Reading Burnham & Anderson (2002) they are explicit that nested models are
not required, but other respected statisticians have suggested that nesting is a
pre-requisite for comparison. Could anyone who feels strongly regarding either
position post their arguments for or against nested models and AIC? This would
assist me greatly in some analysis I am currently conducting.
Many thanks,
Aaron
----
Hi, Aaron, Burnham & Anderson are explicit but they do not go into any depth
regarding this issue. Akaike's colleagues Sakamoto, Ishiguro, and Kitagawa
(Akaike Information Criterion Statistics, 1986, KTK Scientific Publishers) do no
either, deal with it directly, and the examples they present that I have
examined (not even half of the total in the book), are all of nested models.
However, by reading some of Akaike's papers and the book quoted above it
does not appear to me that there is any restriction on the use of the AIC
related to nestedness. In fact, the theory does not preclude the comparison of
models with different *probability densities (or mass)* as long as you keep all
constants (like 1/sqrt(2pi) in the normal) in the calculation.

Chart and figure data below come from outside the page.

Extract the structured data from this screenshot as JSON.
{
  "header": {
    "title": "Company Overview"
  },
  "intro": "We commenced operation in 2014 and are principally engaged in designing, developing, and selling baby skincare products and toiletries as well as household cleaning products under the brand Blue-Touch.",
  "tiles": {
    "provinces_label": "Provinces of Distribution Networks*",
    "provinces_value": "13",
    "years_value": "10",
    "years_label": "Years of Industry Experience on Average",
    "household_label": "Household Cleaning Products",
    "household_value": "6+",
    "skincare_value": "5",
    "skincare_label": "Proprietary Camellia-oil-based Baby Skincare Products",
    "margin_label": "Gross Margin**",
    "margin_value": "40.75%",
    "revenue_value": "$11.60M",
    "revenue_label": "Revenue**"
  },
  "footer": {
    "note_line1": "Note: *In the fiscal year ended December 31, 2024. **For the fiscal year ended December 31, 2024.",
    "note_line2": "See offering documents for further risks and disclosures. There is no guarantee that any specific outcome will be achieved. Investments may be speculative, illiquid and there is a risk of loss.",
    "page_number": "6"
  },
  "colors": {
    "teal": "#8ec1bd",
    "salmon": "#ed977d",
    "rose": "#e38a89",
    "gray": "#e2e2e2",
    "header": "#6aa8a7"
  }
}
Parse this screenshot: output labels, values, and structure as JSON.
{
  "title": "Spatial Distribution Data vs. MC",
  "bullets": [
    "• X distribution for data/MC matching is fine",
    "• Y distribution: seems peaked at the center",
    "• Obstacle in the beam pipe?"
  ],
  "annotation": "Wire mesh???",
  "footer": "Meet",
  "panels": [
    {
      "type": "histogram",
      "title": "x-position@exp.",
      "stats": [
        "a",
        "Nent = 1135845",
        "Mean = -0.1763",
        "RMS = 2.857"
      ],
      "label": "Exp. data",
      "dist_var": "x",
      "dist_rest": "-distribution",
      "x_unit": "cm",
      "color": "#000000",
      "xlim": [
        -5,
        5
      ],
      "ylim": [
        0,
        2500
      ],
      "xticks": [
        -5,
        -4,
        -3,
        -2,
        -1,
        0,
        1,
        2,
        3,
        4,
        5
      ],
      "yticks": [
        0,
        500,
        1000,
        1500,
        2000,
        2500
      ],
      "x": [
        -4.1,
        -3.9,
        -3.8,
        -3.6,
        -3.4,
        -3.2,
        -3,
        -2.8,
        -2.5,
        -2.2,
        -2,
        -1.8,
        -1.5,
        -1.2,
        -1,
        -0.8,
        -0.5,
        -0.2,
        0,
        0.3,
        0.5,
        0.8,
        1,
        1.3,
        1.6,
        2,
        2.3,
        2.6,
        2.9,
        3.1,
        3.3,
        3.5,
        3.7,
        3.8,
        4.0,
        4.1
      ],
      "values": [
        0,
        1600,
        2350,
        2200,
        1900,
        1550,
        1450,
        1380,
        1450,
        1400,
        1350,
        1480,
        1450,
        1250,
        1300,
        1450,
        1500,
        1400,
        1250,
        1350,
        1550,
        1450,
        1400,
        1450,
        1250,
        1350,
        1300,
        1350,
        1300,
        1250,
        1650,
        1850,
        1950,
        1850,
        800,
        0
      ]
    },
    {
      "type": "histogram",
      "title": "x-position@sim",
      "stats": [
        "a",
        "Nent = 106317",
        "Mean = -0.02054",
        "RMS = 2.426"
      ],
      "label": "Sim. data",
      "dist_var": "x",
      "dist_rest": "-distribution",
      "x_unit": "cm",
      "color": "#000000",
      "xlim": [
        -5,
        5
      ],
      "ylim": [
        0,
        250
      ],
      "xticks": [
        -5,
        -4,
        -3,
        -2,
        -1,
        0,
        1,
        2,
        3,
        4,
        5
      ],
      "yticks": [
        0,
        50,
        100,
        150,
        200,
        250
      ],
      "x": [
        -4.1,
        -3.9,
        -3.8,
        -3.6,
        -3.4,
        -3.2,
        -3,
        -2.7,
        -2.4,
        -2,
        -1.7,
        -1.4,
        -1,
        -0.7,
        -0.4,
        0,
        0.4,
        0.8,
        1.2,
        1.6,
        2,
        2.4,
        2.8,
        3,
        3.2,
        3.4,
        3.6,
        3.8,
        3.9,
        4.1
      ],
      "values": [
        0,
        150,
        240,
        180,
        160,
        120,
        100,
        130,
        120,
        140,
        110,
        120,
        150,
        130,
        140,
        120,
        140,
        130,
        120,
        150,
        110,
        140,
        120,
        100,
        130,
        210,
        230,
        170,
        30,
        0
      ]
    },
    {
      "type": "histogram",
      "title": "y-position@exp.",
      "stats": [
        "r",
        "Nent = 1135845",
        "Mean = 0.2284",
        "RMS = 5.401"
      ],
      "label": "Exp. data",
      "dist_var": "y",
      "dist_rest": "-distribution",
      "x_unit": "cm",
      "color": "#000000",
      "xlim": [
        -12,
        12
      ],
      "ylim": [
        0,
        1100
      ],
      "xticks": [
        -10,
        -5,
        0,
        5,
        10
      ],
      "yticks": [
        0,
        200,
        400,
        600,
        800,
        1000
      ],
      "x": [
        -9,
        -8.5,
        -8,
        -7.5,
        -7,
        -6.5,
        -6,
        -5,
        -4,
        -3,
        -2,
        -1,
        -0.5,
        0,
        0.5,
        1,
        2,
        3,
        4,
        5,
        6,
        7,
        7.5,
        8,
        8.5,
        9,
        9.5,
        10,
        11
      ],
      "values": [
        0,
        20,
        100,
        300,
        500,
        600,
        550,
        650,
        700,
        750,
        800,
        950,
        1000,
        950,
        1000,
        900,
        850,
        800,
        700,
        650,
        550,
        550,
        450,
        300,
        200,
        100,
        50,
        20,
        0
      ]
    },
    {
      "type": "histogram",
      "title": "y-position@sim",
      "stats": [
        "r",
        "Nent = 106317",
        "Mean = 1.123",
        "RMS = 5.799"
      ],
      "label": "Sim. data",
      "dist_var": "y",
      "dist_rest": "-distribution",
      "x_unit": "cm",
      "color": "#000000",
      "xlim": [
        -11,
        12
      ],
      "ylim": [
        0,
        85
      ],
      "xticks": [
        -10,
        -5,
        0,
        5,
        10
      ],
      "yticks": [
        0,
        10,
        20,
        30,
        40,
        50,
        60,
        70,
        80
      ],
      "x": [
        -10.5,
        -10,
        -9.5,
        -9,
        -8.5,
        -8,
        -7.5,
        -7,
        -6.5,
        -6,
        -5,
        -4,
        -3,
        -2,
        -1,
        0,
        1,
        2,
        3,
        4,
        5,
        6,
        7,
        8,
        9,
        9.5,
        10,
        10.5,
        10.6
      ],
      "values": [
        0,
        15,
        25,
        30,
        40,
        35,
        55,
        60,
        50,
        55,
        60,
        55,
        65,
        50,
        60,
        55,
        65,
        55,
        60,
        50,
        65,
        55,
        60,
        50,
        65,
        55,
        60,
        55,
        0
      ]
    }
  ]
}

Akaike (1973) wrote in the first sentence of his paper his general principle,
which he called an extension of the maximum likelihood principle:
"Given a set of estimates theta_hat's of the vector of parameters theta
of a probability distribution with density f(x|theta) we adopt as our final
estimate the one which will give the maximum of the expected log-likelihood,
which is by definition
E(log f(X|theta_hat))=E(INTEGRAL f(x|theta)log f(x|theta_hat)dx)
Where X is a random variable following the distribution with the density
function f(x|theta) and is independent of theta_hat".
All subsequent derivations in the paper, like the choice of distance measure,
class of estimates, and elimination of the true parameter value, revolve around
this principle. Now, nestedness is a mathematical property of what Burnham &
Anderson call "the structural model", whereas Akaike's principle
only concerns the probabilistic model f(x|theta) where the structural model is
embedded.
I reply to you even though I do not feel strongly about this issue and you asked
for replies from people who feel strongly about this issue.
Ruben